Jaishankar also conveyed greetings from Prime Minister Narendra Modi to Holness.

"Pleased to call on Prime Minister @AndrewHolnessJM in Kingston. Conveyed the greetings of PM @narendramodi," Jaishankar posted on X.

"Discussed deepening our political, economic and people-to-people cooperation. Value his commitment towards further strengthening India-Jamaica relations," the post further read.

Also, the external affairs minister handed over 10 BHISHM (Bharat Health Initiative for Sahyog Hita & Maitri) Cubes as a gift to Jamaica.

"Formally handed over 10 BHISHM Cubes as a gift from India to Jamaica, in the presence of PM @AndrewHolnessJM, Health Minister @christufton and FM @kaminajsmith," Jaishankar posted on X.

"The BHISHM Cube mobile hospital system, designed for rapid deployment, will help Jamaica during disasters and emergencies.

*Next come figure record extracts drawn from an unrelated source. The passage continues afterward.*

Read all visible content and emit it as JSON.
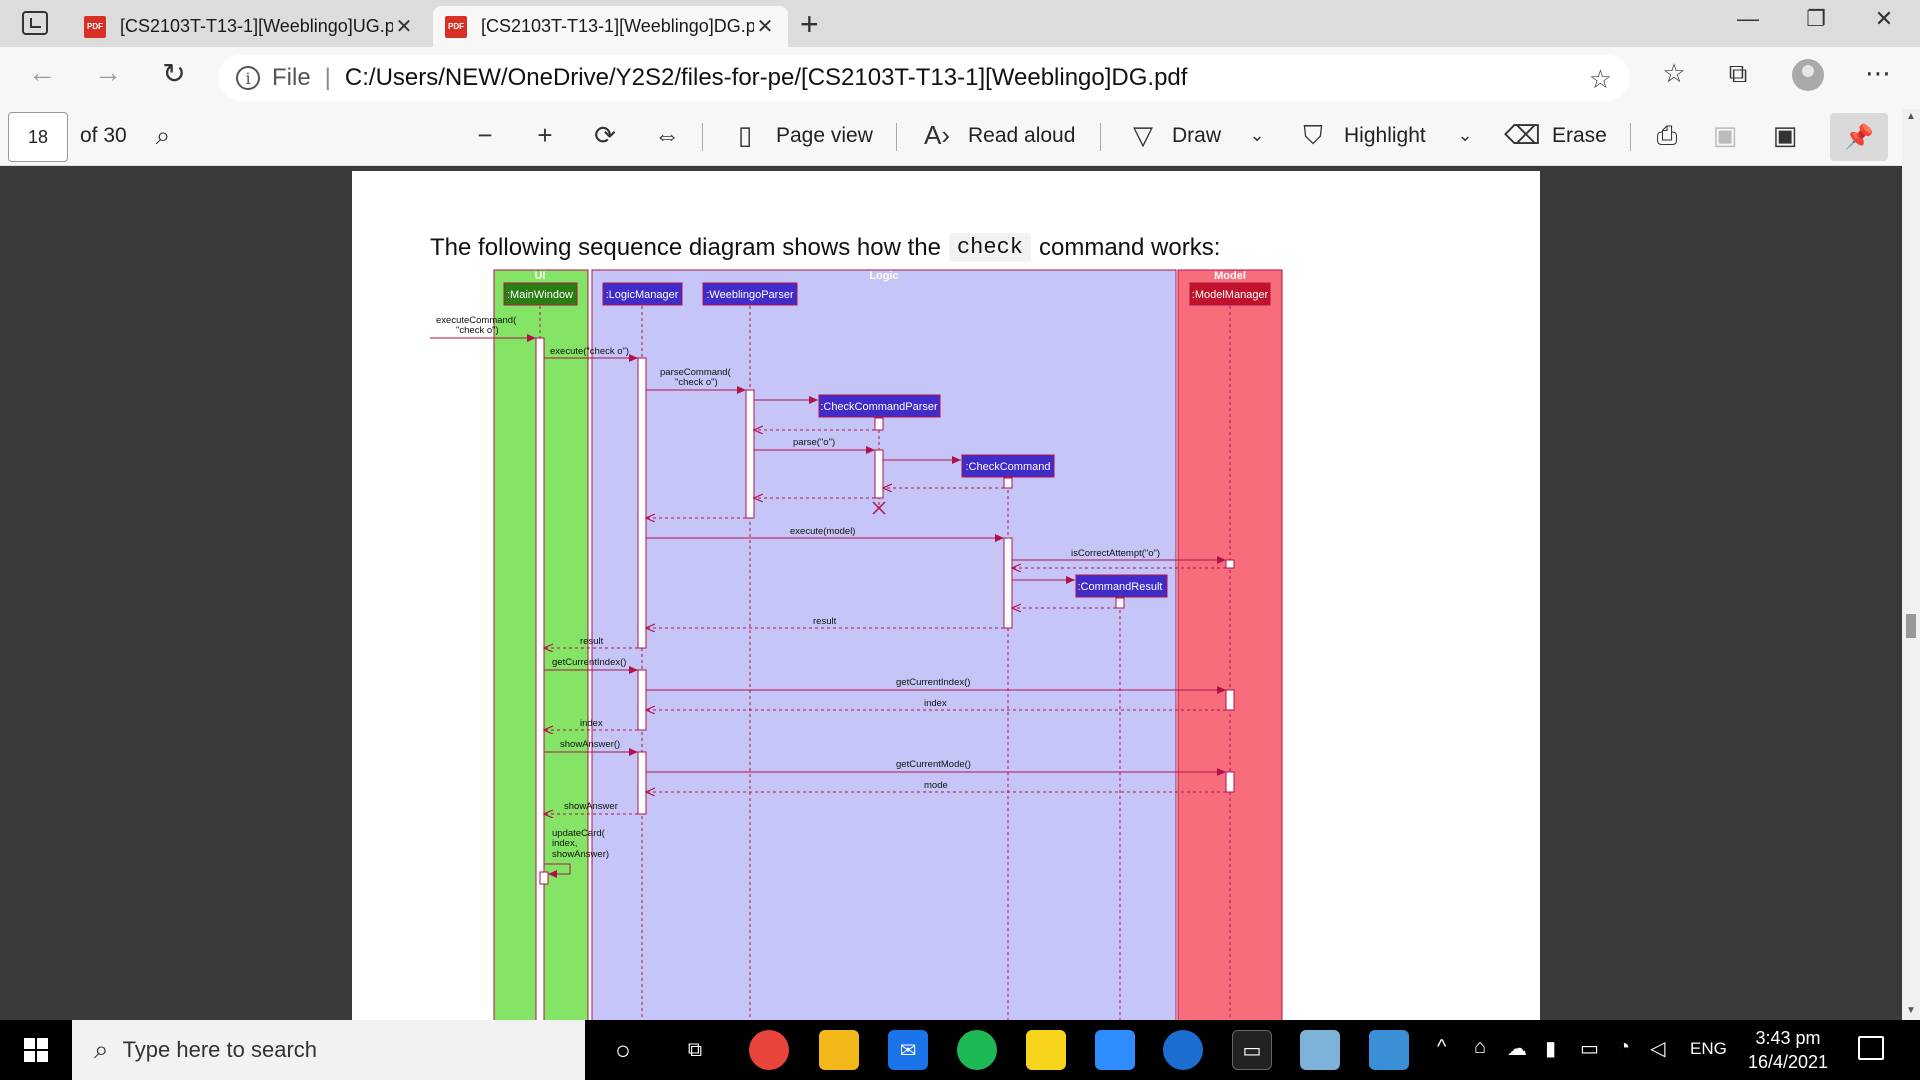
{
  "browser": {
    "tabs": [
      {
        "label": "[CS2103T-T13-1][Weeblingo]UG.pdf",
        "active": false
      },
      {
        "label": "[CS2103T-T13-1][Weeblingo]DG.pdf",
        "active": true
      }
    ],
    "address": {
      "scheme": "File",
      "separator": "|",
      "url": "C:/Users/NEW/OneDrive/Y2S2/files-for-pe/[CS2103T-T13-1][Weeblingo]DG.pdf"
    }
  },
  "pdf_toolbar": {
    "page_number": "18",
    "page_total": "of 30",
    "page_view_label": "Page view",
    "read_aloud_label": "Read aloud",
    "draw_label": "Draw",
    "highlight_label": "Highlight",
    "erase_label": "Erase"
  },
  "document": {
    "caption_before": "The following sequence diagram shows how the",
    "caption_code": "check",
    "caption_after": "command works:"
  },
  "diagram": {
    "boxes": [
      {
        "label": "UI",
        "color": "#84e465"
      },
      {
        "label": "Logic",
        "color": "#c6c5f7"
      },
      {
        "label": "Model",
        "color": "#f76d7c"
      }
    ],
    "participants": [
      {
        "label": ":MainWindow",
        "color": "#2a7d15"
      },
      {
        "label": ":LogicManager",
        "color": "#3f2cc9"
      },
      {
        "label": ":WeeblingoParser",
        "color": "#3f2cc9"
      },
      {
        "label": ":CheckCommandParser",
        "color": "#3f2cc9"
      },
      {
        "label": ":CheckCommand",
        "color": "#3f2cc9"
      },
      {
        "label": ":CommandResult",
        "color": "#3f2cc9"
      },
      {
        "label": ":ModelManager",
        "color": "#c0132b"
      }
    ],
    "messages": [
      {
        "l1": "executeCommand(",
        "l2": "\"check o\")"
      },
      {
        "l1": "execute(\"check o\")"
      },
      {
        "l1": "parseCommand(",
        "l2": "\"check o\")"
      },
      {
        "l1": "parse(\"o\")"
      },
      {
        "l1": "execute(model)"
      },
      {
        "l1": "isCorrectAttempt(\"o\")"
      },
      {
        "l1": "result"
      },
      {
        "l1": "result"
      },
      {
        "l1": "getCurrentIndex()"
      },
      {
        "l1": "getCurrentIndex()"
      },
      {
        "l1": "index"
      },
      {
        "l1": "index"
      },
      {
        "l1": "showAnswer()"
      },
      {
        "l1": "getCurrentMode()"
      },
      {
        "l1": "mode"
      },
      {
        "l1": "showAnswer"
      },
      {
        "l1": "updateCard(",
        "l2": "index,",
        "l3": "showAnswer)"
      }
    ],
    "arrow_color": "#b0124a"
  },
  "taskbar": {
    "search_placeholder": "Type here to search",
    "language": "ENG",
    "time": "3:43 pm",
    "date": "16/4/2021"
  }
}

The gift of these cubes is a statement of friendship, a commitment to disaster preparedness, and an outcome of innovation," the post said.

Jaishankar arrived in Kingston on Saturday evening, marking the first leg of his nine-day tour of Jamaica, Suriname, and Trinidad and Tobago, aimed at further strengthening India's strategic and cultural ties with the Caribbean nations.

Earlier in the day, he interacted with the Indian diaspora and discussed India's ongoing transformation in infrastructure, human development and technology-driven governance and entrepreneurship with them.

He also highlighted the cricket bond between both countries as India gifted a scoreboard to Jamaica.

A scoreboard was dedicated at Sabina Park in Kingston. It is the home of the Jamaica cricket team and is the only Test cricket ground in the Caribbean island nation.

The minister expressed hope that the new scoreboard would witness many memorable innings, including those symbolising the enduring friendship between the two countries.

Cricket has long been a strong cultural bridge between India and Jamaica, which is part of the West Indies cricket team.

Jamaican players, including Chris Gayle, Courtney Walsh and Michael Holding, have played a major role in shaping the legacy of West Indies cricket in the international arena, contributing to its dominance in earlier decades and its continued global appeal.